同省は各地方に対し、干ばつ、水不足、塩水侵入への対応シナリオをリスク水準毎に策定するように要請した。
予測と水資源の配分に基づき、水利用計画の策定、作付け時期の調整、水不足リスクの高い地域における生活用水供給の準備が求められている。
干ばつが高水準または極端な場合には、生活用水の確保と高付加価値作物への水供給の維持が最優先とされる。
水源が不足する場合、一部地域で生産を停止することも検討され、農家の損失軽減を図る。
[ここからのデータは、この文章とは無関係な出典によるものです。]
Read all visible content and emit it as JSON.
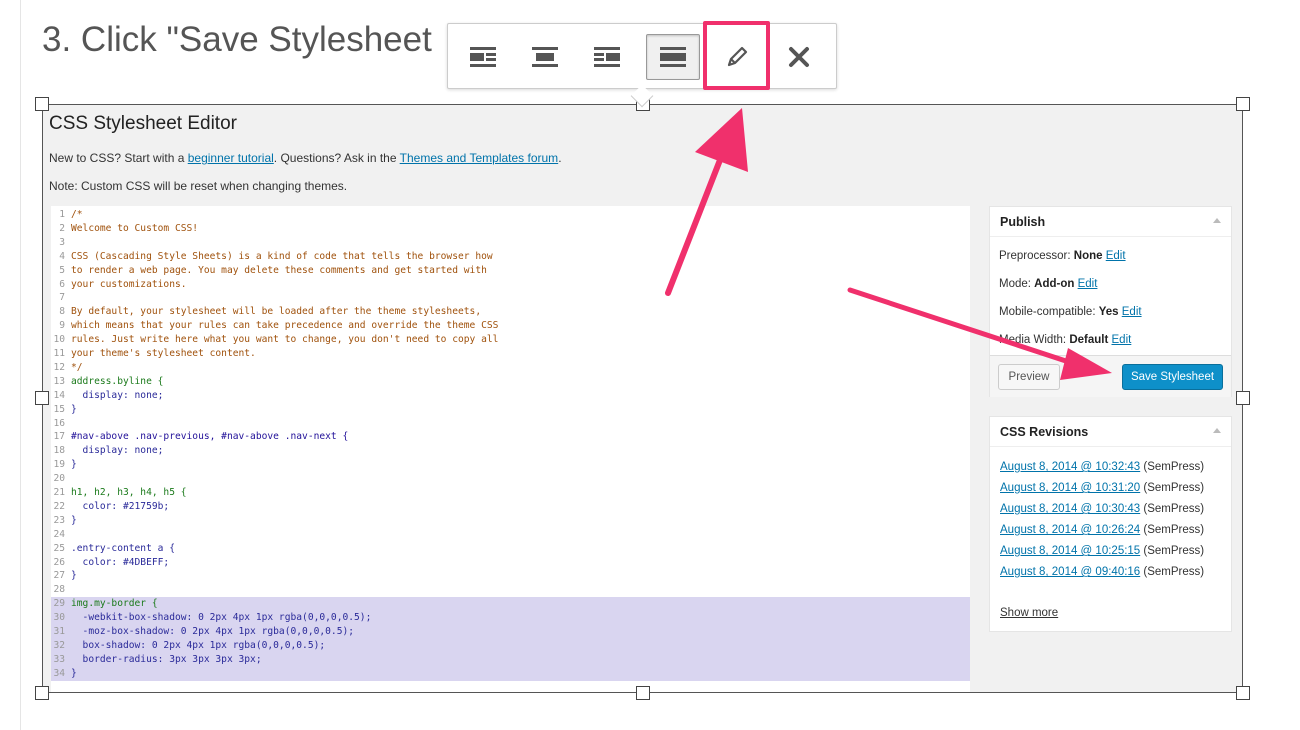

また、作物転換や節水灌漑、緊急給水の措置も準備される。
一方で、水利部門には最大限の貯水と豪雨・洪水時の施設安全確保を両立させる課題もある。
水利施設管理・建設局のグエン・ホン・カイン副局長は「貯水を進めつつも施設の安全を確保し、極端な降雨や洪水に対応する運用が求められる」と述べた。
現在、多くの地域で貯水量は平年を上回っている。
北部は設計容量の約65.4%で平年比7%増、北中部は54%で3%増、南中部沿岸は58%で3%増、東南部は49.3%で10.5%増となっている。
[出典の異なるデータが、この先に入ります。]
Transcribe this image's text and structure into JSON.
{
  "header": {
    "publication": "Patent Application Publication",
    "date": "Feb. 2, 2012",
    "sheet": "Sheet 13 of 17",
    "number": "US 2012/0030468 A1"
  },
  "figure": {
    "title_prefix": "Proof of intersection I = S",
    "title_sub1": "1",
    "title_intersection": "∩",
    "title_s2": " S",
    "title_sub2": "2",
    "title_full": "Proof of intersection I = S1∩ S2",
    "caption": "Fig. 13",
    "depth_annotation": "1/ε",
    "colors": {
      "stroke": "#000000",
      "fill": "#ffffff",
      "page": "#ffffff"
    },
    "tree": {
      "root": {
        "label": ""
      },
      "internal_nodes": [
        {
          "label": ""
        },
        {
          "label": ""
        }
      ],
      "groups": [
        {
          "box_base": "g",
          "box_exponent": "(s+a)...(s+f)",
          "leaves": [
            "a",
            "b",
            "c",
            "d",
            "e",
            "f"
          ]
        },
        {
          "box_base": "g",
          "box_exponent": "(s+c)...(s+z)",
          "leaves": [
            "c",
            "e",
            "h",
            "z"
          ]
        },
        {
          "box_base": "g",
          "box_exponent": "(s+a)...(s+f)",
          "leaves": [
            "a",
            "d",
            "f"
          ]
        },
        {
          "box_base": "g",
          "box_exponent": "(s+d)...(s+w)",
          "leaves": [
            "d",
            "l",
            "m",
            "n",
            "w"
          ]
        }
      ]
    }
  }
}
ベトナムは2015~2016年に記録的なエルニーニョを経験し、広範囲で深刻な干ばつと塩水侵入が発生した。
メコンデルタでは40万ha以上の稲や作物が被害を受け、多くの世帯が生活用水不足に直面し、中部では多数の貯水池が過去最低水位まで低下した。
フン氏とカイン氏は、単年の干ばつよりも複数年にわたる水不足の累積を最大の懸念と指摘する。
フン氏は「強いエルニーニョよりも長期化するエルニーニョの方が深刻である。毎年の小さな不足が積み重なり、大きな水不足につながる」と述べた。